うれしい
よみがえる旧式浄水場 須坂市が復活へ
2006年10月20日
80年前の大正末期に建設され、取り壊しを免れていた浄水場を、須坂市が「現役復帰」させる検討に入った。人口減などで水の需要も減り、新型浄水場の運営コストが重荷になってきた。しかも「旧式」は微生物の力を借りて水の臭みなどを取り除くことから、薬品を使う新型浄水場より「安くておいしい水」が期待できるという。昔の浄水施設の復活は全国的にも珍しく、財政難の地方自治体による「妙手」としても注目を集めそうだ。(浜田陽太郎)
復活するのは1926(大正15)年に完成した「坂田浄水場」。底に砂を敷き詰めた濾過(ろ・か)池に、市内を流れる灰野川の伏流水を引き込み、砂の中に生息する微生物などの働きで汚れを分解する。これは「緩速濾過」と呼ばれる方法で、1日あたり3400立方メートルを処理する能力があった。
急速な人口増が続くことを見込んで、市も約27億6千万円を負担した県の豊丘ダムが完成したのに伴い、1日9500立方メートルの処理能力を持つ最新式の「塩野浄水場」(事業費28億円)が96年に稼働。「坂田浄水場」は10年間、使用を休止していた。
だが人口は、冬季オリンピックのあった98年の約5万4800人をピークに、05年までに1100人以上減った。96年に4万2千立方メートルと設定した1日当たりの計画給水量も、04年には3万2600立方メートルに下方修正された。「塩野」1個分の需要が減った計算だ。
「塩野」では年間、ポンプで水をくみ上げるだけで電気代が700万円、濁りを沈殿させる「急速濾過」に使う薬品代に290万円、沈殿した泥を産廃処理するのに120万円かかる。さらに今年度予算では泥を集める機械の修理費に420万円も計上。税収が減っている市にとって軽い負担ではない。
一方、「坂田」はこうした運営費がほとんどかからず、現役復帰によって水道料金引き下げの期待も出てくる。浄水場すべてが緩速濾過方式の上田市の場合、1立方メートル当たりの供給単価は須坂市に比べて30円以上安いという。三木正夫市長は「人口が減少する状況では、費用対効果を考えるべきだ」と話す。
「坂田」が稼働を始めれば、「塩野」はトラブルがあった場合の「バックアップ用として維持することも選択肢」(市水道局)という。

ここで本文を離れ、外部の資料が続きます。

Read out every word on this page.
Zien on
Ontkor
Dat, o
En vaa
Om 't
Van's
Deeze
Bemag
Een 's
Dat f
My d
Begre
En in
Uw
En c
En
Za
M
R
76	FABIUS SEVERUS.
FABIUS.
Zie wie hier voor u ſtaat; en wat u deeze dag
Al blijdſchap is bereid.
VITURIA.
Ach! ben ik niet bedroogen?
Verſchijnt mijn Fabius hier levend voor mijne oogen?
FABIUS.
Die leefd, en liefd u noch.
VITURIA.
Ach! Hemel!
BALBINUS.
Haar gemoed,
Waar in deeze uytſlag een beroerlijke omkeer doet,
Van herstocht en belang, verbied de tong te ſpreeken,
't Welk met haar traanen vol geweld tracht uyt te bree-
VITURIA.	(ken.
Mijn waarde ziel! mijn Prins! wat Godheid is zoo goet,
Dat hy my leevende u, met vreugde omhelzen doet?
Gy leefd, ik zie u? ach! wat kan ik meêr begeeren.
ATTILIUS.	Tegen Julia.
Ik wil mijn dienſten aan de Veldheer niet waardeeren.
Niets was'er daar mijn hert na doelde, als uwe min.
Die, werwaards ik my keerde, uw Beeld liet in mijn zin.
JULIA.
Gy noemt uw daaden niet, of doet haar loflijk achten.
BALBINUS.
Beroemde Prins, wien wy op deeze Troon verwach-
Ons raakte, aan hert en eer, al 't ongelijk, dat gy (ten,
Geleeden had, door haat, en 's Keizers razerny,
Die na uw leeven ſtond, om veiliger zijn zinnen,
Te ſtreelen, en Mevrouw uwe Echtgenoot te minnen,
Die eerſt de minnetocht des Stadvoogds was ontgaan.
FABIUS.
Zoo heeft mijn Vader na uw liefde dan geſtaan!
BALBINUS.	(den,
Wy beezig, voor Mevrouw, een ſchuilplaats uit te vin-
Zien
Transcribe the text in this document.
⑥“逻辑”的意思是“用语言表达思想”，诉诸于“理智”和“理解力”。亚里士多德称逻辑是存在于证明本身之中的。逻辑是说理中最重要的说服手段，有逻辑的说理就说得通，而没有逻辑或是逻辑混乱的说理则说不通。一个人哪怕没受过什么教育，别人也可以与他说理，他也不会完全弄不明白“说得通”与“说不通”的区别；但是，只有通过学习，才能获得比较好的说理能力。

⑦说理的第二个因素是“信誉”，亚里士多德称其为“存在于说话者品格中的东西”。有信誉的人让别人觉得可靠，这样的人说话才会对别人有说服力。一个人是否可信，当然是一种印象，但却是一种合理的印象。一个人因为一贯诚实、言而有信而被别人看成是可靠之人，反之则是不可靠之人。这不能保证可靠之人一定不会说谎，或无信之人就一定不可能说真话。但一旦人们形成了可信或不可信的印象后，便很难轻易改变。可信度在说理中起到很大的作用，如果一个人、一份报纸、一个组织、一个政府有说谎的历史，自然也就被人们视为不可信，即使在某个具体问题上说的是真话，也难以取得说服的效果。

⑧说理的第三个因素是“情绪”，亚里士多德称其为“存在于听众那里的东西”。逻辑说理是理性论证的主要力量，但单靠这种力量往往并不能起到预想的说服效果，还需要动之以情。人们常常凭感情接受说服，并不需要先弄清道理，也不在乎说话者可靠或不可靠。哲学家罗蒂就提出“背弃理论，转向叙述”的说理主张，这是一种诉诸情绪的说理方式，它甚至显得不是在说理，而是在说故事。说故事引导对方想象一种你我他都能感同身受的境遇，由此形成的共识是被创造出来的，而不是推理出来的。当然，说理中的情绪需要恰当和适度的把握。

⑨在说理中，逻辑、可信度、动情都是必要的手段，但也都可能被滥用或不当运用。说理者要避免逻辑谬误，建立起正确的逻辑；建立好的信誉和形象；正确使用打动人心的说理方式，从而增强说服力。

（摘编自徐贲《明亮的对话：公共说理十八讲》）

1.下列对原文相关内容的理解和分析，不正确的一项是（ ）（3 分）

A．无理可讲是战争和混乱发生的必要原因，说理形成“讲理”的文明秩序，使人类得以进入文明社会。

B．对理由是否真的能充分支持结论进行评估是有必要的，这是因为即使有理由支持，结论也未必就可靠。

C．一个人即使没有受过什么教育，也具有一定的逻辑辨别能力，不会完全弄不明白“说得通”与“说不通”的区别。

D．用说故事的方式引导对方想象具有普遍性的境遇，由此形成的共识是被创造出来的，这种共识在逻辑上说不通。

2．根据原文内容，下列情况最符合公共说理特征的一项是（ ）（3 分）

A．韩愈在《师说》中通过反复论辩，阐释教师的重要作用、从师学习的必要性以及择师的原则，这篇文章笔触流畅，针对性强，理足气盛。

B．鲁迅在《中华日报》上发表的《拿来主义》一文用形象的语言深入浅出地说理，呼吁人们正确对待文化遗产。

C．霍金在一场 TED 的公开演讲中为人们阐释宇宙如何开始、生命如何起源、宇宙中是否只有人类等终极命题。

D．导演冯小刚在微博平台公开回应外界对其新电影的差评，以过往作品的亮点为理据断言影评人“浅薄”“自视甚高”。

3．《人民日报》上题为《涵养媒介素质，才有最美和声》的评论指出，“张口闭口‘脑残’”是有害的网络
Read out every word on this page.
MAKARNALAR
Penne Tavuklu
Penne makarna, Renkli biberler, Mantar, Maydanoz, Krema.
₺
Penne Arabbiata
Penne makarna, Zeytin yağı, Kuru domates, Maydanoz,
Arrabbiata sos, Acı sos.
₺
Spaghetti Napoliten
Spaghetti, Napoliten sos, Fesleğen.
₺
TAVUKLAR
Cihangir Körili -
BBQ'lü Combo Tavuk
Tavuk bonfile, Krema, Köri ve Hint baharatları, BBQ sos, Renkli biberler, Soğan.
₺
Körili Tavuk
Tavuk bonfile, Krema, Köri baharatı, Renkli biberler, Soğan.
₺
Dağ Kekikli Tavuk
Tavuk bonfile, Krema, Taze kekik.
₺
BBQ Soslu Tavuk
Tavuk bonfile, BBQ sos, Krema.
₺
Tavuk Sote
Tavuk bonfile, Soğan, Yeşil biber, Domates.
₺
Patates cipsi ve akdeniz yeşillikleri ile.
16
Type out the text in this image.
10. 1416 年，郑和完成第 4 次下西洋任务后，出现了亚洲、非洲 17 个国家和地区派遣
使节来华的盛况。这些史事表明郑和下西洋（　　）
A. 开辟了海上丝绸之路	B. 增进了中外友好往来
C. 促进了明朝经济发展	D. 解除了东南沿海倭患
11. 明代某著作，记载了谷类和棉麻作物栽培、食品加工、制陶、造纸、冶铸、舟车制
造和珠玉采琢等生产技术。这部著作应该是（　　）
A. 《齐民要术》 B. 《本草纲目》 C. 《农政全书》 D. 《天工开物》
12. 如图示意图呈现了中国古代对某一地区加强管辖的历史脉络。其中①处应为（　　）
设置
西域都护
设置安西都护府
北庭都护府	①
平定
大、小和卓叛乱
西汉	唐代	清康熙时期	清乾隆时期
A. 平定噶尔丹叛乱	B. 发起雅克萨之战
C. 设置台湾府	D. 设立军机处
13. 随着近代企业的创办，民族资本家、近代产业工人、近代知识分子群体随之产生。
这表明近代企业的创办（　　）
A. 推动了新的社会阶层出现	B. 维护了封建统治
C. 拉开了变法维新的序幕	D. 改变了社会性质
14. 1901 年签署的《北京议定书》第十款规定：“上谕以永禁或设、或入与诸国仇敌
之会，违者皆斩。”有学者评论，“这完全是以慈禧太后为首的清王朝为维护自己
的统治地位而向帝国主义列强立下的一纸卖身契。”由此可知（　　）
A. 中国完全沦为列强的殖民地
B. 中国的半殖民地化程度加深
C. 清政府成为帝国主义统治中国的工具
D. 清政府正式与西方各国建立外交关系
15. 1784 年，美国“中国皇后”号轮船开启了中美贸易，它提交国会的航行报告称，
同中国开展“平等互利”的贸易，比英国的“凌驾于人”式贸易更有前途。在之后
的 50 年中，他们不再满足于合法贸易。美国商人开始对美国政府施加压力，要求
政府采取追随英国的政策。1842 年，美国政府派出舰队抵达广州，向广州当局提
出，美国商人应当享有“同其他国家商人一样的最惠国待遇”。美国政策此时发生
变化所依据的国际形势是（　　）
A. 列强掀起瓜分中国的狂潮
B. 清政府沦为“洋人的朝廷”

水道行政を所管する厚生労働省は「急速濾過の施設を休止し、緩速濾過を復活させる例は聞いたことがない」(水道課)としている。
市は、緩速濾過(生物浄化法)の第一人者である中本信忠・信大教授に依頼し、「復活」に必要な作業の調査に乗り出す。中本教授は「財政難に直面した市が、業者任せにせず自ら考えて、緩速濾過の良さに気づいた意義は大きい。こうした自治体は今後、増えていくのではないか」と評価している。
坂田浄水場の開設80年周年を記念し、市は20日午後2時から、市シルキーホールで中本教授の講演会などを開き、緩速濾過の意義などを市民に伝えることにしている。